Koskoca dedektif Sedef! Gazetelerden fotoğrafları eksik olmayan, adından konuşulan ve her olayın çözümünü bulan Sedef'e ne olmuştu? Senelerdir cinayetlerle uğraşan, hayatını bu işe adamış bir kadın olarak şu an kendimden utanıyordum. Ancak ben bu işleri Ender ile beraber yapmış olmanın verdiği rahatlık ve özgüvenle sürdürüyordum. Ender ile beyin fırtınası yapmaya alışmış birisi olarak şu an tökezlemem elbette normaldi. Konuşacak ve düşüncelerimi dile getireceğim birisi yoktu. Polislere de genelde resmi işlerimiz düşünce ya da ifadeler alınırken gittiğimiz için çok onlarla pek haşır neşir olmuyorduk. Bu işlere hep sabit fikirle yaklaştıklarından dolayı, bu tavırları Ender ve bana oldum olası sıkıcı geliyordu. Bu yüzden onlarla uzun uzadıya tartışmak yerine birlikte çözmeye çalışıyorduk.
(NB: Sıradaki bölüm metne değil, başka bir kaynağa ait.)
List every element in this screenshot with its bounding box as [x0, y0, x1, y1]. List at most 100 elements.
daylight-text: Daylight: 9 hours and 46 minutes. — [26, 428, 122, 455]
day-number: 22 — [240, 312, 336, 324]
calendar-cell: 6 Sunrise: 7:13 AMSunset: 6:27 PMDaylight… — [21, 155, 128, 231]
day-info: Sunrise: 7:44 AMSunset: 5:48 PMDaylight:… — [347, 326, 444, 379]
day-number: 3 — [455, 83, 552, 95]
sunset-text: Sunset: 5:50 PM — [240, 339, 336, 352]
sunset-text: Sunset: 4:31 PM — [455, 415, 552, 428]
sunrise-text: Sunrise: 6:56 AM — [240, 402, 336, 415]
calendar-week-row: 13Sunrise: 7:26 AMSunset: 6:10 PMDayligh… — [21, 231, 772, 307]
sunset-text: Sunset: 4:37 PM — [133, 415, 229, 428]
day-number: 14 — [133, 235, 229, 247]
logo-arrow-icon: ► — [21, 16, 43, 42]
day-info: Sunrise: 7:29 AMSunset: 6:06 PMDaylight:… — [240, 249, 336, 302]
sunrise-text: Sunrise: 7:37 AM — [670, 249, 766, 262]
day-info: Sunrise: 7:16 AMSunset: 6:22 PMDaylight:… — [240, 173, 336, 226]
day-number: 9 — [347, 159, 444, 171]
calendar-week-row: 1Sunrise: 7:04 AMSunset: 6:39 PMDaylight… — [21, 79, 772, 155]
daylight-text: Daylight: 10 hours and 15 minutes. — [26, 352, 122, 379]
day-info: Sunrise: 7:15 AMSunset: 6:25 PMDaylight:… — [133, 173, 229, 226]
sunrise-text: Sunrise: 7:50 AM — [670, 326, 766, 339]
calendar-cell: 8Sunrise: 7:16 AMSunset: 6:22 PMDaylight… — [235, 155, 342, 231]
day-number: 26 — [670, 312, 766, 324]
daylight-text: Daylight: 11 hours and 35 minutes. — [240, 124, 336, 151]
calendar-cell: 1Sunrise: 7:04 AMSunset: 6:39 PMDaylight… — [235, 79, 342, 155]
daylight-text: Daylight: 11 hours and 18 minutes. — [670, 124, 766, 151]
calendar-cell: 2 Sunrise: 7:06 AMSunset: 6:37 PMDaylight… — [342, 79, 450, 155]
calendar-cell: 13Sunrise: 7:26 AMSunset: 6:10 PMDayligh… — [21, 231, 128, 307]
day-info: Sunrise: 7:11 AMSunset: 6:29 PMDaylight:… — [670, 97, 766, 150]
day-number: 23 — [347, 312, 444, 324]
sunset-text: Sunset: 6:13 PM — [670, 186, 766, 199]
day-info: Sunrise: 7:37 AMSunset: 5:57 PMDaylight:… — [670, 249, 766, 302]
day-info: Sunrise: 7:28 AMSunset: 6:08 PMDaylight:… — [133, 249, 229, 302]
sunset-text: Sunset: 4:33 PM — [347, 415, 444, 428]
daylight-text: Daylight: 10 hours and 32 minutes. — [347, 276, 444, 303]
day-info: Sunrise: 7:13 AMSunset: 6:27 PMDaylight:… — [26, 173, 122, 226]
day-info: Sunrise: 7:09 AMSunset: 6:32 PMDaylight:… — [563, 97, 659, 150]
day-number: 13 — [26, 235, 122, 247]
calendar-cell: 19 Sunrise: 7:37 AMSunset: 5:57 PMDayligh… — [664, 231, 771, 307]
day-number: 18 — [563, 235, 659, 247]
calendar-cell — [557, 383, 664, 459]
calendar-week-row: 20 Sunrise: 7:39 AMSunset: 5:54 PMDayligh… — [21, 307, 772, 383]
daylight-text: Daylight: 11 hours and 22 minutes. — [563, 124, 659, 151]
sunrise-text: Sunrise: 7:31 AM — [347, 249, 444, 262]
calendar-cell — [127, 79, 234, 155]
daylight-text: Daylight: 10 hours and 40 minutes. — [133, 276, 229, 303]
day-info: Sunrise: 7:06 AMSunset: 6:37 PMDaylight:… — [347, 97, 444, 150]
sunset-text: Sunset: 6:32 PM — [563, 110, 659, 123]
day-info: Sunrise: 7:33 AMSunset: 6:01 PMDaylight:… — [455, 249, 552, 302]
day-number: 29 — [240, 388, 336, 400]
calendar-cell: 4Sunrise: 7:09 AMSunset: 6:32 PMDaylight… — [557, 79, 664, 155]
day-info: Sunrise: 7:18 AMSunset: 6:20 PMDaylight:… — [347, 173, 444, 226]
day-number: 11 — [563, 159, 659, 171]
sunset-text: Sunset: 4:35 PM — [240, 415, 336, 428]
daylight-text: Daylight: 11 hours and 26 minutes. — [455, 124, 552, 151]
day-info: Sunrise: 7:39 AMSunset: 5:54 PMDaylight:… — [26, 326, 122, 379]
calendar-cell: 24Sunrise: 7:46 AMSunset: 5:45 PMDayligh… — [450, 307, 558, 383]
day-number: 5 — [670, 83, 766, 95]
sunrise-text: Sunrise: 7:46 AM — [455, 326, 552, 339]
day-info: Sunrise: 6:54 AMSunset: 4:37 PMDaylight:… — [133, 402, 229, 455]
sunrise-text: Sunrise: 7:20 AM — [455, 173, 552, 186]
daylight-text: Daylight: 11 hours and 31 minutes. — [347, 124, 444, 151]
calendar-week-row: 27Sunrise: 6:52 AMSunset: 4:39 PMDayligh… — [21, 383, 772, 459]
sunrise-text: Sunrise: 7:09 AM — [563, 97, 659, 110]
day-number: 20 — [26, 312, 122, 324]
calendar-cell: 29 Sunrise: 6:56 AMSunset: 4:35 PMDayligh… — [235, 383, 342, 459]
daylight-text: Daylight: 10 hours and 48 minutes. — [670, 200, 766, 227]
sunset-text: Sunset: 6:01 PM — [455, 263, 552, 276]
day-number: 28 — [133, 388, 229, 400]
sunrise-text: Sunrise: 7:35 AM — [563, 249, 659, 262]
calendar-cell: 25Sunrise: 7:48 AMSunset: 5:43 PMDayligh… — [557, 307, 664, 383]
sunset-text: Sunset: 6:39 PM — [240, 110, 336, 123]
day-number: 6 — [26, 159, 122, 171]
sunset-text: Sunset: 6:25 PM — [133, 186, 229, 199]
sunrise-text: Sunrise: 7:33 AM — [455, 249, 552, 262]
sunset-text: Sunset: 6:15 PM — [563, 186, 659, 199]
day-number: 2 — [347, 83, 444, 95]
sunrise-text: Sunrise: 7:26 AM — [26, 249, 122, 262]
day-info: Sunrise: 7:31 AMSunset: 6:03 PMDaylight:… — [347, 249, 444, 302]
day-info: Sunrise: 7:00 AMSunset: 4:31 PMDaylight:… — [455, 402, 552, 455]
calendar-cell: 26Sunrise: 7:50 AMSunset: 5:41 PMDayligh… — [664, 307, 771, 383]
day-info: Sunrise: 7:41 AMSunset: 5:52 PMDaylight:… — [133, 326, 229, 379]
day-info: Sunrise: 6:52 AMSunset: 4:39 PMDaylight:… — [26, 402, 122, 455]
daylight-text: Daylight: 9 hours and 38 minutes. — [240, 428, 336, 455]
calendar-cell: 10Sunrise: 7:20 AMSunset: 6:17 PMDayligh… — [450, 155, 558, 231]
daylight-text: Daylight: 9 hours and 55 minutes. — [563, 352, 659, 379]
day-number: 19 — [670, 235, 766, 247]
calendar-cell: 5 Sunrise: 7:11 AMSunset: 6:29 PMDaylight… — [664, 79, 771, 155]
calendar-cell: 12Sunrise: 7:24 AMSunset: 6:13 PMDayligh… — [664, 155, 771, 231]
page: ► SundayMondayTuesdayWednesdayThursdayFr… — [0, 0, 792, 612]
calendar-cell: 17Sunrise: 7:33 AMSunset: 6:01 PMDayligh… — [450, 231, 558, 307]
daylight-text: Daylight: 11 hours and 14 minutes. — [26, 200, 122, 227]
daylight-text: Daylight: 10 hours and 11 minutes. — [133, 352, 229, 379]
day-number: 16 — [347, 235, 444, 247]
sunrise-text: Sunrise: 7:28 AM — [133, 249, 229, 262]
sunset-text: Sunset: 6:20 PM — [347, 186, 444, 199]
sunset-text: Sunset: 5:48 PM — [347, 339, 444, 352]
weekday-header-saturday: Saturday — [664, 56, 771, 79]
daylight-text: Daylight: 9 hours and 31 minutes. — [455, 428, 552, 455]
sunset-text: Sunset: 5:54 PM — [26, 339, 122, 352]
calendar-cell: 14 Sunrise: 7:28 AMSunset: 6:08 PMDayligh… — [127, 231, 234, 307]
Ne yapacağıma dair kendi kendime tartışma yaşarken evime geldiğimi fark ettim, sanki yıllardır evimden uzak kalmıştım. Üzerimdeki korkuyu da bir nebze atmıştım ve bunun verdiği rahatlıkla arabadan indim. Evimin kapısını hızla açtım ve kilidi üç kez çevirdim. Yaşadıklarım bana hala rüya gibi geliyordu, arabamın çekilmesi, üstelik tek bir ses dahi duymadığımı düşünmek beni aşırı derecede geriyordu. O kişi her kimse arabama bindi, oturduğum koltuğa oturdu... Bunu hazmedemiyorum. Düşündükçe ensemdeymiş gibi hissediyorum, her an boğazıma yapışılacakmış gibi huzursuzlanıyorum. Parmak izi bırakabileceği aklıma gelmedi değil ama bakmadım çünkü böylesine profesyonel birisi bunu elbette düşünürdü ve önlemini alırdı. Ne olur ne olmaz diye yarın bakarım ama bir şey çıkmayacağına eminim. Kendimi koltuğa doğru fırlattım, kafamdaki yumuşacık yastık bile yaşadıklarımdan sonra demir hissi veriyor, ayaklarımdaki kan dolaşımı yeni kendine geliyordu. Akşam yemeği hazırlayacak gücü bulamıyordum ama hayat devam ediyordu ve ben de artık kendime gelmeliydim. Şükürler olsun ki devam ediyor, yaklaşık bir saat önce ölmüş olabilirdim.

Bu katil ya da her kimse neden beni serbest bıraktı? Bir dedektifi daha yakalayıp kendini güvence altına alabilirdi. Katili yakalamadan ya da ipucu bulmadan bu cevaplara ulaşamayacağımı biliyorum, bu yüzden fazla düşünmeden ayağa kalktım ve kendime soslu bir makarna hazırladım. Yemek yapmaya üşendiğim zamanlar her zaman makarna yaparım, üstelik domates sosuyla birleşmesi beni mutlu eder. Yemekten sonra bir gelişme olup olmadığını sormak için müdüre telefon açtım. Meltem'in arkadaşı Önem'in evine tekrar gittiklerini, kısa bir saç teli bulduklarını ve bunun da Cemal'e ait olduğunu söyledi. Şaşırmam saçmaydı ama yine de şaşırdım, ayrıca sevindim de çünkü artık bir kanıt vardı ve Cemal rahat bir şekilde dolaşamayacaktı. Cemal'i gözaltına aldıklarından bahsetti fakat Cemal ısrarla suçsuz olduğunu söylüyormuş. Yarın yanına gelmemi istedi, ne diyeceğimi bilemedim çünkü ormana gitmeyi düşünüyordum. Gelmeye çalışacağımı söyledim ve telefonu kapattım.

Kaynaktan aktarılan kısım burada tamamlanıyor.